In that model each development simulation commenced with a stagnant feudal state. This state had been generated by driving a "golden age" economy down to subsistence, at which point land rent consumed 50 percent of Gross Domestic Product, simply as a result of rising population (see Samuelson, 1964: 726-27). From that point, surplus rural population migrated to regional cities whose public spaces it occupied. In spite of the informal economies which emerged and expanded there, all new all new urban economic growth was absorbed in rising civic infrastructure, law and order, and welfare costs. Thus all three sectors: rural, urban and informal, became economically stagnant. Using these results as the basis for the model (Smiley, 1996), all development strategies known to have been applied to the third world, such as coerced domestic saving, foreign loans (AID), and foreign direct investment (FDI) were then simulated and found to have unintended consequences in land rent flows between classes, with adverse implications for efficiency and equity.

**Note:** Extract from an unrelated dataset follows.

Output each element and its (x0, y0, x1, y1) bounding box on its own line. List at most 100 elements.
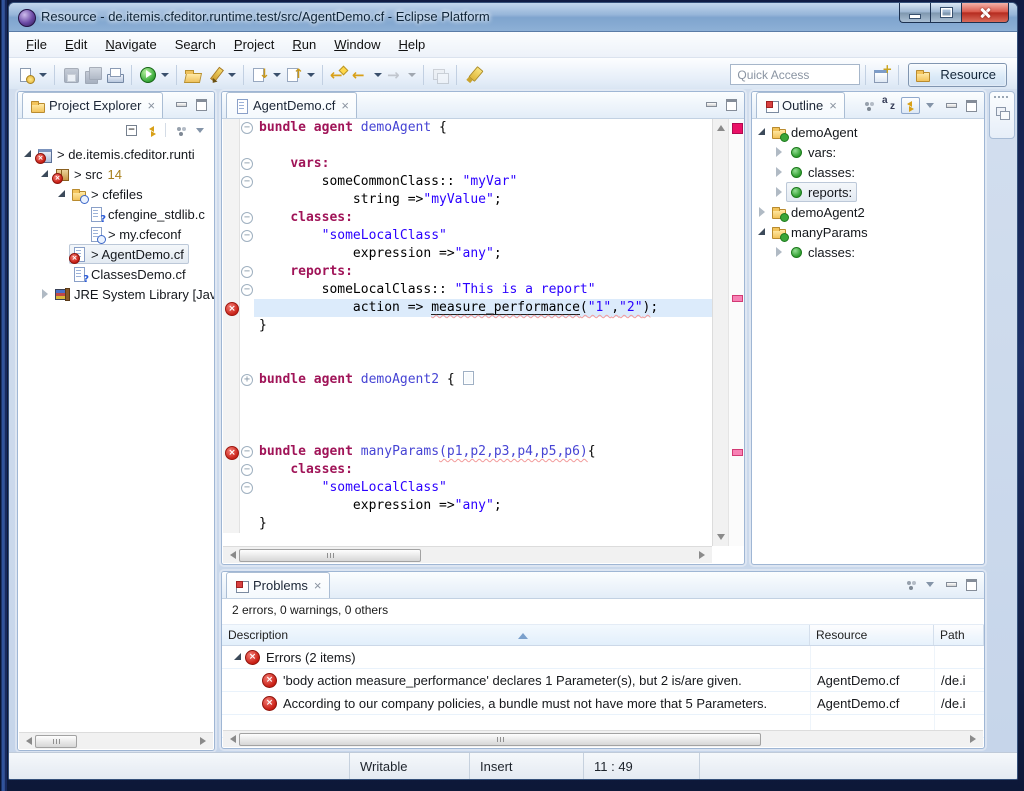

The literature search for these simulations, and the simulations themselves, led to three observations which could not be explored sufficiently within the scope of the research project as then formulated. It is the intention of the present paper to address itself to a more detailed consideration of these observations.

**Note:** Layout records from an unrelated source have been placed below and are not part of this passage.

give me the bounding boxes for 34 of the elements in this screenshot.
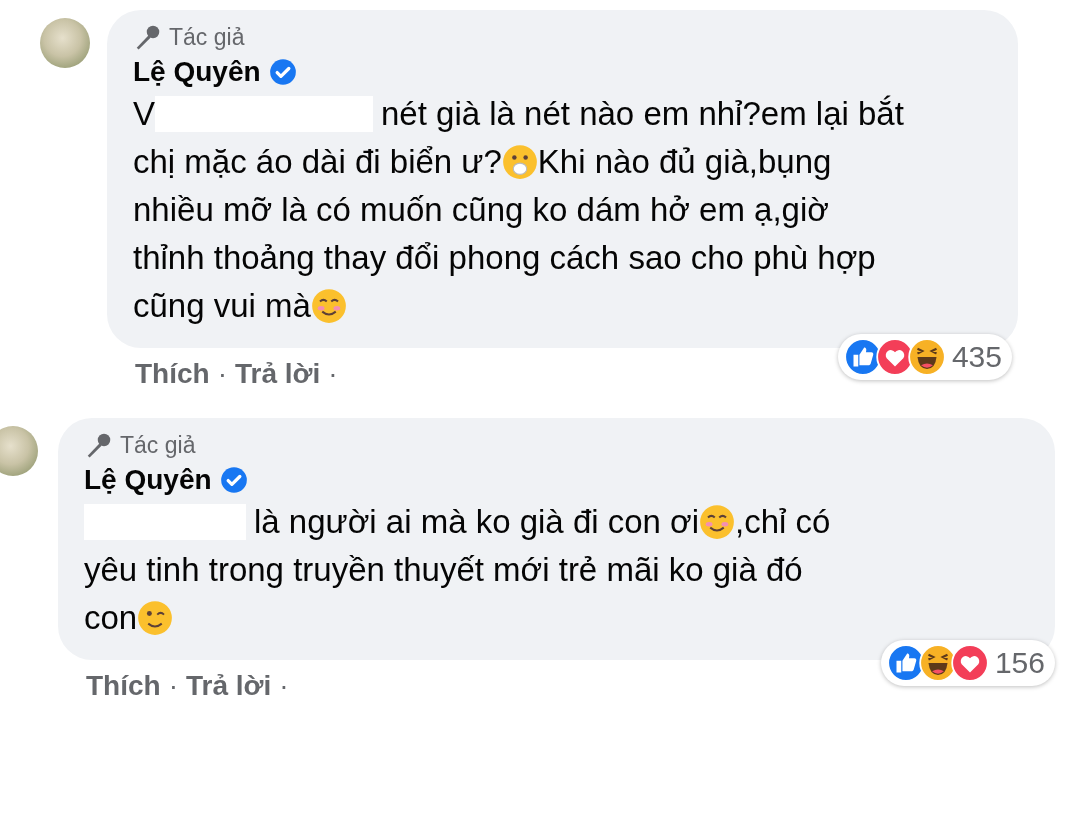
separator-dot: ·: [279, 670, 289, 702]
reactions-pill[interactable]: 156: [880, 640, 1055, 686]
comment-text: ,chỉ có: [735, 502, 831, 542]
action-link[interactable]: Trả lời: [186, 670, 272, 702]
laughing-face-icon: [907, 338, 946, 376]
avatar[interactable]: [0, 426, 38, 476]
author-name[interactable]: Lệ Quyên: [133, 56, 261, 88]
comment-text: cũng vui mà: [133, 286, 311, 326]
surprised-face-icon: [501, 144, 538, 180]
separator-dot: ·: [217, 358, 227, 390]
separator-dot: ·: [168, 670, 178, 702]
comment-text: Khi nào đủ già,bụng: [537, 142, 832, 182]
comment-text: nét già là nét nào em nhỉ?em lại bắt: [381, 94, 904, 134]
reaction-count: 435: [951, 340, 1002, 374]
action-link[interactable]: Thích: [86, 670, 161, 702]
comment-text: là người ai mà ko già đi con ơi: [254, 502, 700, 542]
smiling-face-icon: [310, 288, 347, 324]
action-link[interactable]: Thích: [135, 358, 210, 390]
reactions-pill[interactable]: 435: [837, 334, 1012, 380]
avatar[interactable]: [40, 18, 90, 68]
action-link[interactable]: Trả lời: [235, 358, 321, 390]
author-label: Tác giả: [169, 23, 245, 51]
comment-text: yêu tinh trong truyền thuyết mới trẻ mãi ko già đó: [84, 550, 803, 590]
comment-text: nhiều mỡ là có muốn cũng ko dám hở em ạ,giờ: [133, 190, 829, 230]
comment-text: chị mặc áo dài đi biển ư?: [133, 142, 502, 182]
comment-text: con: [84, 598, 138, 638]
author-name[interactable]: Lệ Quyên: [84, 464, 212, 496]
reaction-count: 156: [994, 646, 1045, 680]
winking-face-icon: [137, 600, 174, 636]
smiling-face-icon: [699, 504, 736, 540]
separator-dot: ·: [328, 358, 338, 390]
author-label: Tác giả: [120, 431, 196, 459]
comment-text: thỉnh thoảng thay đổi phong cách sao cho phù hợp: [133, 238, 876, 278]
comment-text: V: [133, 94, 155, 134]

1. "Land" defines the surface of the globe and all natural resources either side of this surface. The rent of this surface and associated resources change with economic, political and environmental transitions, invariably accompanied by secondary, often unintended, impacts upon efficiency and equity.

2. Economic transitions arise from changes in demography, technology or land rights. Many political transitions arise from conflict over actual or surrogate land rights. Adverse environmental transitions arise from uncertainty over land rent obligations.

3. Rent-seeking, an activity associated with all these transitions, is any attempt to capture an unearned surplus by persuasion, bribery or corruption. In economics, rent and rent-seeking are not confined to land, and the effects of rent-seeking can be large (see for example "The Rise and Decline of nations", Mancur Olson, 1982). In this paper rent and rent-seeking are confined to land and, in political transitions, rent-seeking will be referred to as "coercive".

These three observations raise two questions. First, does a property right in land which decouples public rental obligation from private rights of use encourage both efficient and equitable outcomes in any economic transition? And secondly, does such a property right encourage both efficient and equitable outcomes in political and environmental transitions?

Parts II and III attempt to answer question one. Parts IV and V attempt to answer question two. The conclusions from parts II, III, IV and V lead to a revelation of internal inconsistencies amongst the 30 articles of the Universal Declaration of Human Rights of the United Nations (UN). Since the Declaration should be, but is not, useful to UN initiatives in economic, political and environmental transitions, these inconsistencies are set down, together with supplementary articles seen as necessary to any resolution of these inconsistencies, in an Appendix.

II

Property Rights And Land Rent Flows

The Sovereign State consists of a population, a defined territory and a form of government maintaining property rights as they extend over the state's land, labor, capital, the goods and services created thereby, and related obligations imposed by law. While ethical theories on property rights range from "property is theft" to "property is sacrosanct," corresponding political theories range from advocacy of public ownership (Marx) to private ownership (Nozick). In the typical sovereign state substantial proportions of its labor output, land, and capital are public property. A state where at least the rent of land is public revenue has been suggested at various times, for example by James Mill, J. S. Mill, Marx, George, Tolstoy, Sun Yat Sen, and recently by Solow, Tobin and Modigliani (1991). The model of this state is derived from an analysis of the impact of property rights in land on efficiency and equity outcomes of production.